The spring day

The first day of spring may have arrived two months ago now, but today was the first really warm spring day in the Seattle area. The thermometer topped 70 degrees for the first time — briefly — and outside smelled of cut lawns and the lemony smell of things blooming.

Let’s say tomorrow is the end of world. It would be a good day to end things because today was springy enough for me to make a list of what I need from Home Despot to fence off the veggies from the Beast With Four Legs, warm enough for windows to be opened all over the house and for our Friday night dessert to be ice cream, and for me to sit with the Shabbat candles in my room with the blinds open and have enough light until about 9 p.m. to do a crossword. I can’t complain.

But I doubt the world will end tomorrow. Wait. What I mean is I doubt any one person can figure out what day the world will end based on words that have been mucked with and probably mistranslated  until the end result is like a kids’ game of telephone for the last couple thousand years. What makes one man think he can figure out what no one else has over all that time anyway?

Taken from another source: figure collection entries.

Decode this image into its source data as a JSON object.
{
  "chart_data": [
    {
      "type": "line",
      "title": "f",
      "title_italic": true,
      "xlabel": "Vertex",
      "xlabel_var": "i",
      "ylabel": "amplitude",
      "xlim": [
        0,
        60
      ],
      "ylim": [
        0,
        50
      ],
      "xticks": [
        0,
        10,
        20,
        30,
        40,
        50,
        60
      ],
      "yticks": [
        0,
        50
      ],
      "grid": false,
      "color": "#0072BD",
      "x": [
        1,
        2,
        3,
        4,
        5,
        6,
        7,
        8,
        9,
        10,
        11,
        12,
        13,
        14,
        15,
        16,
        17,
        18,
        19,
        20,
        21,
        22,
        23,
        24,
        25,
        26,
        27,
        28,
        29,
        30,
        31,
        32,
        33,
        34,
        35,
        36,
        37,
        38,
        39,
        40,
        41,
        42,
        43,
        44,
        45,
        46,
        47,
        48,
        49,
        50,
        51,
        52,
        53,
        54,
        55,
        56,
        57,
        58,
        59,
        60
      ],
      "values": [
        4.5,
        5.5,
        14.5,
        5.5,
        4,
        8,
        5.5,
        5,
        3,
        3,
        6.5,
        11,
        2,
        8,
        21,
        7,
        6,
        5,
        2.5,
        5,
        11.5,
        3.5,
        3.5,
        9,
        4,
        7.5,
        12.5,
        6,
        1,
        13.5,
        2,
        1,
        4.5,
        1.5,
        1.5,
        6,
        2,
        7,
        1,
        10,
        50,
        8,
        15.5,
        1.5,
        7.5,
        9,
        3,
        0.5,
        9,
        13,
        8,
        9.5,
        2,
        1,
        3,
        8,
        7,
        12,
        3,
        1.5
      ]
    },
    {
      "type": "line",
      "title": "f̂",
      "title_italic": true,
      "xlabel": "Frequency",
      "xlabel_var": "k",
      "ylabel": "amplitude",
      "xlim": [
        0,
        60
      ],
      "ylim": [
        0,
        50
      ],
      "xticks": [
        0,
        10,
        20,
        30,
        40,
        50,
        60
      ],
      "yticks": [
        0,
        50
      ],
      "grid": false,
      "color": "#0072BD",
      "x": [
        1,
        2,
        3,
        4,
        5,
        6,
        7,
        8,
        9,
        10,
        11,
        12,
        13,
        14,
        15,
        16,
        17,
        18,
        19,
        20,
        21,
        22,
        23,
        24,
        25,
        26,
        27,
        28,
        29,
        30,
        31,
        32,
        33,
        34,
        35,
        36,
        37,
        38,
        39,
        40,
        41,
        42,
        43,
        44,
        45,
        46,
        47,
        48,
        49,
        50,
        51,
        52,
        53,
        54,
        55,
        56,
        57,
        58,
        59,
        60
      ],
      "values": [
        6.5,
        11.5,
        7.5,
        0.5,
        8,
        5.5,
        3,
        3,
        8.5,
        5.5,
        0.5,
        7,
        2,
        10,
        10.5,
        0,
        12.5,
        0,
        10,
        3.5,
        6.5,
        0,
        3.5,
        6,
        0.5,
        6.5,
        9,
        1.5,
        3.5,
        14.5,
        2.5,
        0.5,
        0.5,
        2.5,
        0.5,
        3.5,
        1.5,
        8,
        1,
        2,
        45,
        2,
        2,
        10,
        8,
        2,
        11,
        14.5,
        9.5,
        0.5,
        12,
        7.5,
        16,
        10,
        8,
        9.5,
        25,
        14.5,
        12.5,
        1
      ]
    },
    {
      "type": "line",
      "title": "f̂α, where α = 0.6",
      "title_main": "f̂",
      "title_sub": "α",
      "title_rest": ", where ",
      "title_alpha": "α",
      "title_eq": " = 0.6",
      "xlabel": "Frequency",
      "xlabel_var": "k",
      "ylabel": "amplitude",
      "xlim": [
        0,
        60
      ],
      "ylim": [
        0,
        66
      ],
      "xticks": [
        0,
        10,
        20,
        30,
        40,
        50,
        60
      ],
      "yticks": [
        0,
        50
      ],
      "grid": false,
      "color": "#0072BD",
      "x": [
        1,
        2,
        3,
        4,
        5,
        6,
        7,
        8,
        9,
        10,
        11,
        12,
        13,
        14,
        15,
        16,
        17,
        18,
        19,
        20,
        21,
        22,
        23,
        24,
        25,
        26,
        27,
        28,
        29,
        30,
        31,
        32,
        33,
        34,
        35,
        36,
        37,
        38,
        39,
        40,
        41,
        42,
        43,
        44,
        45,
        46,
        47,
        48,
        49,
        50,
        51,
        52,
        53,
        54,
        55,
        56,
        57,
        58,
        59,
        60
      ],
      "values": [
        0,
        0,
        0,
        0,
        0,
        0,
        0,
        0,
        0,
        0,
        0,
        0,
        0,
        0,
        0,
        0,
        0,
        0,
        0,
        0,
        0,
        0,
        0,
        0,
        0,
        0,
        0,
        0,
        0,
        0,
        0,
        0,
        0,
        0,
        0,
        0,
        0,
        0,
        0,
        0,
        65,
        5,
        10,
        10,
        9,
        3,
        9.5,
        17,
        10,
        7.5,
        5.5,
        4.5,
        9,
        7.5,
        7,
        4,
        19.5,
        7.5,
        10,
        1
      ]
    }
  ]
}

I think what bothers me about people like Tom Evans is the cockiness they exhibit in knowing what will be. I’d love to know the future — or at least know that the hard in my life will become easier (either because I become more adept at handling it or because I win the lottery and Liam Neeson decides he can’t live without me. And my dog is mysteriously and instantaneously trained) but I mistrust anyone who says they do. It’s one reason why I think politicians are awful by nature: they make promises based on predictions of the way they say things will be at some point down the road. Economics is full of rules that start with the phrase, “all things being equal”, but all things are never equal. There are too many variables and parameters that will change or might change. Stop with the predictions.

Here’s the only predictions I believe these days: that it will be a cool wet spring in Seattle, more amenable to my broccoli, spinach, and cabbage than melons and tomatoes. So I’ll go up and sit in my room as the sun sets and hope the rain holds off long enough tomorrow for me to get the cabbage, kohlrabi and beans planted out. I predict the slugs will be thrilled before realizing the end of their world is coming in the form of Sluggo and beer traps.